Euler characteristics of homogeneous and weighted-homogeneous hypersurfaces

TL;DR

This paper develops methods to compute the quadratic Euler characteristic of smooth hypersurfaces in projective and weighted projective spaces over a field, exploring quadratic refinements of classical formulas and their interpretations.

Contribution

It introduces new techniques for calculating quadratic Euler characteristics and proposes conjectures on quadratic conductor formulas for hypersurface degenerations.

Findings

Derived formulas for quadratic Euler characteristics in specific degenerations.

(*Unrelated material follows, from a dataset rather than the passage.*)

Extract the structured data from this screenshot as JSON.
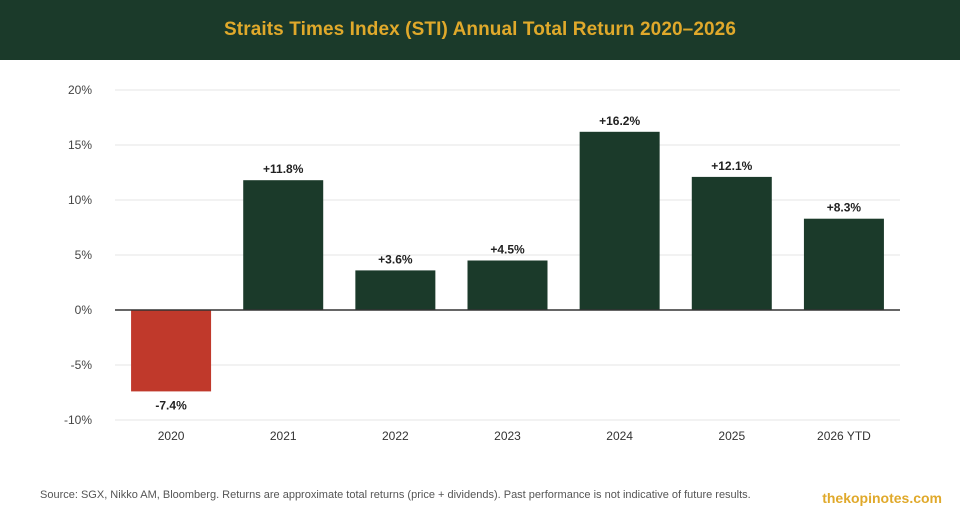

Established quadratic conductor formulas for hypersurfaces in projective spaces.

Connected quadratic formulas with Ayoub's nearby cycles functor.

Abstract

Let $k$ be a field and let $\text{GW}(k)$ be the Grothendieck-Witt ring of virtual non-degenerate symmetric bilinear forms over $k$. We develop methods for computing the quadratic Euler characteristic $\chi(X/k)\in \text{GW}(k)$ for $X$ a smooth hypersurface in a projective space or a weighted projective space. We raise the question of a quadratic refinement of classical conductor formulas and find such a formula for the degeneration of a smooth hypersurface $X$ in $\mathbb{P}^{n+1}$ to the cone over a smooth hyperplane section of $X$; we also find a similar formula in the weighted homogeneous case. We formulate a conjecture that generalizes these computations to similar types of degenerations. Finally, we give an interpretation of the quadratic conductor formulas in terms of Ayoub's nearby cycles functor.